I don't entirely disagree with all of Matt Bryant's kind of analysis, though. To me, it looks like this drugs fiasco is another case of 42 days. With 42 days, Gordon Brown wanted to show that he was tough on terror. Reversing the reclassification of cannabis is much the same, but with drugs instead. It's supposed to show that he's tough on drugs. Trouble is, as with 42 days, he's got the problem that he's fundamentally on the wrong side of the facts and the wrong side of the debate.

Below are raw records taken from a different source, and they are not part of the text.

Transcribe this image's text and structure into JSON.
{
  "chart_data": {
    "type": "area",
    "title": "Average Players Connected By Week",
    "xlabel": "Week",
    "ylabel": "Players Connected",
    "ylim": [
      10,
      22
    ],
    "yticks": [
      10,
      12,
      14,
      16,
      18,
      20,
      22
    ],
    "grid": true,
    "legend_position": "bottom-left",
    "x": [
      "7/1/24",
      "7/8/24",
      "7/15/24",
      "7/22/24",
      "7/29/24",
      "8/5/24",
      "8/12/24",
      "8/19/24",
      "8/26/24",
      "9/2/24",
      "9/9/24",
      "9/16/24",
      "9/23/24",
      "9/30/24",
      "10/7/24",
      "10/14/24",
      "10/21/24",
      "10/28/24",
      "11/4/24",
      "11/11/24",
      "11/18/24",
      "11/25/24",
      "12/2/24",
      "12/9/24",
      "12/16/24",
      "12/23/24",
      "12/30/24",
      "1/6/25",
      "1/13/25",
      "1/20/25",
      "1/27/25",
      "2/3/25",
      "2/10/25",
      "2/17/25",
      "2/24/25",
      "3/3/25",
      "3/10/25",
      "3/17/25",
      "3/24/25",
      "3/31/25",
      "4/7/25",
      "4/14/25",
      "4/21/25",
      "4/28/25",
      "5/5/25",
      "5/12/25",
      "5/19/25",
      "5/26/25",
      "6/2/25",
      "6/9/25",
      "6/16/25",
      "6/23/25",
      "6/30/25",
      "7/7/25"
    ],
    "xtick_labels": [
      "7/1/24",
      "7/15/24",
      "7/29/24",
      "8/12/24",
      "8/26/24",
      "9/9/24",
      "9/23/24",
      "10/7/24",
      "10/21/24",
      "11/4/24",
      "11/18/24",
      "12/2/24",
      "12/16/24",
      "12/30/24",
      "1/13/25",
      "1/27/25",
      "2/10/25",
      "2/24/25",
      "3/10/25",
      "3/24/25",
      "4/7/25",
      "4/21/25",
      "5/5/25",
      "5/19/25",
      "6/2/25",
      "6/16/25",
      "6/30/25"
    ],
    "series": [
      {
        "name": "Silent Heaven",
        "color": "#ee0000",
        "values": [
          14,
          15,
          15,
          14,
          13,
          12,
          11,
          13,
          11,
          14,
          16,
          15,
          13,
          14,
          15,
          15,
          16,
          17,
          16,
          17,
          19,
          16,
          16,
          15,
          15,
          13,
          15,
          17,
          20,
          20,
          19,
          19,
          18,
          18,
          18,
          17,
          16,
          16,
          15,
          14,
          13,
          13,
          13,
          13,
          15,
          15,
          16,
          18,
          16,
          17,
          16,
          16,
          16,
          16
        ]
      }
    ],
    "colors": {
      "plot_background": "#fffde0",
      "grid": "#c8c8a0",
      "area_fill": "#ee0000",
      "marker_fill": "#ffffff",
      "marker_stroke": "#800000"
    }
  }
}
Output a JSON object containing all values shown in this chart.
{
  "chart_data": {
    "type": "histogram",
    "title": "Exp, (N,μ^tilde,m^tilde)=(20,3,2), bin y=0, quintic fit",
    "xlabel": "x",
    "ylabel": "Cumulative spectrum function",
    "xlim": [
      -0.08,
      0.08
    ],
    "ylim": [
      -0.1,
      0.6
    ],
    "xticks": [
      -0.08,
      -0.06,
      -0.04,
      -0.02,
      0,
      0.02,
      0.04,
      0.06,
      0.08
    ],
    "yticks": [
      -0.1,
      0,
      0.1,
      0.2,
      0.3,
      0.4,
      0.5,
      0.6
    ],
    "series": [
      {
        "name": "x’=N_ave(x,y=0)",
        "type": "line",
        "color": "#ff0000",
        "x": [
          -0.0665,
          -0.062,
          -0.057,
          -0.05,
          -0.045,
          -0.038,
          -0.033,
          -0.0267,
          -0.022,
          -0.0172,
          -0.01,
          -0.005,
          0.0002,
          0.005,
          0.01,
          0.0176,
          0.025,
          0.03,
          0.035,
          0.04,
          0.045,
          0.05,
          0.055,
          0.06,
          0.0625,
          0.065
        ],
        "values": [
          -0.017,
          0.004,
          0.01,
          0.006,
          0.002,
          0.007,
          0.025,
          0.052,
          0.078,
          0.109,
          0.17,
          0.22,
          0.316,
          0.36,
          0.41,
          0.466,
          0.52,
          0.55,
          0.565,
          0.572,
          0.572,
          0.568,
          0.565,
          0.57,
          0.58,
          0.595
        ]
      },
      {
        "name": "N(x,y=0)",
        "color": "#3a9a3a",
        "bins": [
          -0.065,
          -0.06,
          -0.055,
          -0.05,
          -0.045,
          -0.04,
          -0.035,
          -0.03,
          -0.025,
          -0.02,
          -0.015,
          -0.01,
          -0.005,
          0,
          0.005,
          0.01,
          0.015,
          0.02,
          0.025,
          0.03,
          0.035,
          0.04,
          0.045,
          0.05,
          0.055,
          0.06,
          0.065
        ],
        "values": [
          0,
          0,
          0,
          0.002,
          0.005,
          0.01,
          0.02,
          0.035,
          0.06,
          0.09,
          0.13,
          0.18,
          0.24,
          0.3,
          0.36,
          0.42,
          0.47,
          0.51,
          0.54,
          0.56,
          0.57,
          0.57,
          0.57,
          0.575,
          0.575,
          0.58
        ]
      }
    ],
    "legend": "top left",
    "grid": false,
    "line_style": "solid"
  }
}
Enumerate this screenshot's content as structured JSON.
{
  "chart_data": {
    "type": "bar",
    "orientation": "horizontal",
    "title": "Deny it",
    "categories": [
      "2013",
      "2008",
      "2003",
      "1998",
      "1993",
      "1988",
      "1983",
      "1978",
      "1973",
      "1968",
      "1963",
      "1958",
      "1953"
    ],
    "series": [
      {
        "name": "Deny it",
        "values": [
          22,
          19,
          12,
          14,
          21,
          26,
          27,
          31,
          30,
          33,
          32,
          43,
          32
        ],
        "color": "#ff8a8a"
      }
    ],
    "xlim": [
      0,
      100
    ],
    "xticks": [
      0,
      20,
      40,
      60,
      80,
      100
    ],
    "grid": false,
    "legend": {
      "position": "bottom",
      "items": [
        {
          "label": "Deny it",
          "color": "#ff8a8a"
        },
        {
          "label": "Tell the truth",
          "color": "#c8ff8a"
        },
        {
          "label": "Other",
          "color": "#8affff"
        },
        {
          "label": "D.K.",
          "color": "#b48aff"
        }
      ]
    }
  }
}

From an anti-prohibitionist perspective, this fiasco is quite wonderful. Mainstream prohibitionism is clearly in decline, while a new, broad, post prohibitionist consensus seems to be emerging. Prohibitionists seem to be splitting into two groups: the pragmatists who increasingly accept that prohibition isn't working; and the dogmatists who stubbornly insist on sticking with hard-line prohibition. While the pragmatists are becoming part of the emerging, post prohibitionist consensus, the dogmatists are increasingly seen as some kind of lunatic fringe - government and Tory opposition included. It doesn't help the dogmatists' cause that they keep wanting to do crazy things like deliberately overrate cannabis and ecstasy to "send a message".
The emerging post prohibitionist consensus appears to stretch from long-standing, ideological anti-prohibitionism, all the way to the kind of post prohibitionist pragmatism that's emerging from mainstream prohibitionism. It's broad, and seems to be increasingly the majority consensus, outside of which Gordon Brown has managed to maroon himself.